"Makanlah kau", kata Inang setelah aku selesai mengganti seragam sekolahku dengan pakaian sehari-hari.
"Iya Nang, cepatnya aku makan, siap-siaplah Inang", sahutku cepat-cepat ke dapur mengambil piring. Aku sendok nasi dari dalam ricecooker, indahan-sigambiri, uap panasnya mengepul. Mamak hari ini menggoreng ikan mujahir yang kemarin bapak pancing dari kolam ikan kami. Ada daun ubi tumbuk pakai rimbang. Aku cepat-cepat makan sambil membayangkan buah-buah kopi yang akan segera kami panen.
"Nggak bisa bapakmu ngantar kita ke ladang da", kata Inang, "jalanlah kita dari Sekdam".
"Nggak apa-apanya itu Inang", kubilang. Bapak dan mamak sedang repot di Sidompak, di ladang yang arahnya berlawanan dengan ladang yang aku dan Inang akan datangi sore itu.

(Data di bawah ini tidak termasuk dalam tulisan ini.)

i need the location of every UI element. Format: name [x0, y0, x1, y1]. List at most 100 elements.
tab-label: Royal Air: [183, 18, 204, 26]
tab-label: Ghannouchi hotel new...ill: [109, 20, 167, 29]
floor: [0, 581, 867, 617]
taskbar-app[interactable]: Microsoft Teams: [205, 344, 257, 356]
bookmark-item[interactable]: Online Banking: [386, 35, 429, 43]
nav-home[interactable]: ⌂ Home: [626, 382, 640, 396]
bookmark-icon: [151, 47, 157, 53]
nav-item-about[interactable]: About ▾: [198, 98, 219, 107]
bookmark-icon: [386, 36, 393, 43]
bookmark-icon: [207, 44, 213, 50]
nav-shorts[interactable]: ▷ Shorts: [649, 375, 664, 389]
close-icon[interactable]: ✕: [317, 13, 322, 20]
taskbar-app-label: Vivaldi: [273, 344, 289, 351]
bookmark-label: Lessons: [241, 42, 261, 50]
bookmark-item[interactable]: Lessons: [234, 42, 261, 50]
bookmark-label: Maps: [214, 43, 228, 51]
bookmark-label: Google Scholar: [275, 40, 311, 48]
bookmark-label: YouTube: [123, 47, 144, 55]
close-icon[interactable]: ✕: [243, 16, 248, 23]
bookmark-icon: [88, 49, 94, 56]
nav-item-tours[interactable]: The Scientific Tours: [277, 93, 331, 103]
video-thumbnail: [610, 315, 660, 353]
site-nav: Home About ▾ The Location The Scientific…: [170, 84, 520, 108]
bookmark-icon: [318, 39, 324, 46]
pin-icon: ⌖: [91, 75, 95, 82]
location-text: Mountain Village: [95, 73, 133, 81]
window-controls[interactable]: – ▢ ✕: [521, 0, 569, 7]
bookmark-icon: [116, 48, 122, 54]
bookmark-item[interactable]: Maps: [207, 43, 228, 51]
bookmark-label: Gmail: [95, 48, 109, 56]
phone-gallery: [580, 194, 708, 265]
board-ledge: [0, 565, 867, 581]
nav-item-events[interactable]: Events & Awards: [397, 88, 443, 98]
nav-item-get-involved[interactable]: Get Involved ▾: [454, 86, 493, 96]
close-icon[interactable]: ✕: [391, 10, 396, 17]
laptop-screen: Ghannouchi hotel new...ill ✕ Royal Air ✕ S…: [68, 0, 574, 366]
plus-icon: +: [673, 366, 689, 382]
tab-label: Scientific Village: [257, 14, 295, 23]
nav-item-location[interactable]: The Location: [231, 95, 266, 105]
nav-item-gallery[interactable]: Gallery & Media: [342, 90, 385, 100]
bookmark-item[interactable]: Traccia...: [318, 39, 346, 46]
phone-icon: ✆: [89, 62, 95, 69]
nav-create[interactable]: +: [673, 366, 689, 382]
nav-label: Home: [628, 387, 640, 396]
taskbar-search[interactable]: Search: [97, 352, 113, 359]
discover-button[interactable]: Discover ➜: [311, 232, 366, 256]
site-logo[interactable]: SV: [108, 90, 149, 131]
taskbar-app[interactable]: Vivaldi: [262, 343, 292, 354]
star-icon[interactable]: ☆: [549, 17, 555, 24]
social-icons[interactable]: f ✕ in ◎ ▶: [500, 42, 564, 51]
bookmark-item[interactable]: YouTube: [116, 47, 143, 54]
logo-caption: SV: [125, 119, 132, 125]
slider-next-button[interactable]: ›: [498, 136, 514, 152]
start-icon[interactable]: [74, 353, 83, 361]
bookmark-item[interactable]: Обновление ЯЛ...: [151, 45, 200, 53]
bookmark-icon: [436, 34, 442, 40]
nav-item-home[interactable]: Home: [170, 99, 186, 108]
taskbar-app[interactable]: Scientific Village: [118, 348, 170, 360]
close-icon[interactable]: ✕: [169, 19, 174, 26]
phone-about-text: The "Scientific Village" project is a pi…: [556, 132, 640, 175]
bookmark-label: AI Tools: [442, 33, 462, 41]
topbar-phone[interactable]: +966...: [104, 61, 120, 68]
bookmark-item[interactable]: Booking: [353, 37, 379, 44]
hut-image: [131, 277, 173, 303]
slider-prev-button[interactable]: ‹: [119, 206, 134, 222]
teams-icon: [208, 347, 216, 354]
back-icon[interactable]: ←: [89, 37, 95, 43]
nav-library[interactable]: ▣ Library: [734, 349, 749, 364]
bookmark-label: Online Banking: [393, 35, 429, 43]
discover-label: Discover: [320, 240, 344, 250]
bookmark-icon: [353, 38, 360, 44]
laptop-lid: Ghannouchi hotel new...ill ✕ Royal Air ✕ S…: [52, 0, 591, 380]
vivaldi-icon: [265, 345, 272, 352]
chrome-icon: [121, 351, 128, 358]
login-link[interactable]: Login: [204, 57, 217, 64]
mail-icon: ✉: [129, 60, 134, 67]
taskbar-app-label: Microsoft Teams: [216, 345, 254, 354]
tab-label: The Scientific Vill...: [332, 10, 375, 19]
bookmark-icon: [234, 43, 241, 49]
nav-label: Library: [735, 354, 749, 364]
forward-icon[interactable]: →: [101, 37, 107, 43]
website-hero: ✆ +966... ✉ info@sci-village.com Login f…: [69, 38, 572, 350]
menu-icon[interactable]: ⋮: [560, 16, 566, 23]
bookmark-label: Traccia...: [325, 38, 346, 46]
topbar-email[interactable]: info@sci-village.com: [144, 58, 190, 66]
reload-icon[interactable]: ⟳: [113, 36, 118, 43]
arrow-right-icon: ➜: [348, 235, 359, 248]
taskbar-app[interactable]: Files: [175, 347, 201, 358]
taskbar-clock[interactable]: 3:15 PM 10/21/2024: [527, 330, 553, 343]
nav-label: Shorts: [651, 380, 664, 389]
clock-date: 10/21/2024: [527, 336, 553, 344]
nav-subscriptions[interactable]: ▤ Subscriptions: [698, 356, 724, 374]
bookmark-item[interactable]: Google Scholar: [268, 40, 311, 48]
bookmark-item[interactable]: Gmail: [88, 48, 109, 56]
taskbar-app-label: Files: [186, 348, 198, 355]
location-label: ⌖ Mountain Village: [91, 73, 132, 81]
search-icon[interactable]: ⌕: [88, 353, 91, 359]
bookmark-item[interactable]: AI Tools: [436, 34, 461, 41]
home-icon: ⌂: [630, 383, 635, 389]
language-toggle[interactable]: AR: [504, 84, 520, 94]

"Kata bapakmu ge, nanti sore pun nggak sempat dia menjemput kita ke ladang, jadi kita harus pulang sendiri", kata Inang lagi saat kami sudah melangkah ke luar dari rumah.
"Iya Nang, ayolah", sahutku. Bagiku tidak terlalu masalah, sudah biasanya aku jalan.
Inang memang akan sangat terbantu kalau bapak sempat paling tidak menjemput Inang dari ladang di sore hari tetapi jarak antara Sidompak dan Simarbangsi amatlah jauh. Jadi dengan berat hati, terutama kalau pekerjaan bapak di Sidompak sedang repot, bapak bilang, "Nang, pulang sendirilah nanti Inang dari ladang ya, nggak sempat aku lo menjemput, repot kali kerja kami di Sidompak." Kalau bapak kerja di Simarbangsi, Inang memang biasanya pulang dengan bapak belakangan, naik kereta (sepeda motor). Mamak biasanya sudah pulang duluan sama kedua adekku dan aku, Â jalan kaki.
Jarak antara rumah kami dengan Simarbangsi memang lumayan jauh. Jalan kaki lewat Sekdam, itu jalan yang biasanya dilalui kalau tidak naik kendaraan, memerlukan waktu hampir satu jam.
Tiba di ladang, segera kami memetik kopi pakai ember dan tangga besi. Sebagian tangkai-tangkai kopi itu sudah jauh dari permukaan tanah, jadi perlu tangga untuk menjangkaunya.
Memetik buah kopi itu perlu tertib, satu pohon demi satu pohon, dari satu baris ke baris berikutnya. Selama memetik itu, hanya sekali-sekali saja kami mengobrol, itupun aku sudah lupa apa yang kami obrolkan.
Aku senang memetik kopi apalagi kalau pohon kopi itu berbuah lebat. Wah, cantik betul. Jenis kopi yang bagus itu, buahnya cantik. Kalau sudah merah, kulitnya mengkilat. Keindahan warnanya bervariasi mulai dari merah tua di bagian tangkai yang dekat ke pokoknya, lalu merah, kemudian oranye lalu kalau belum semua buah matang, masih ada yang berwarna hijau.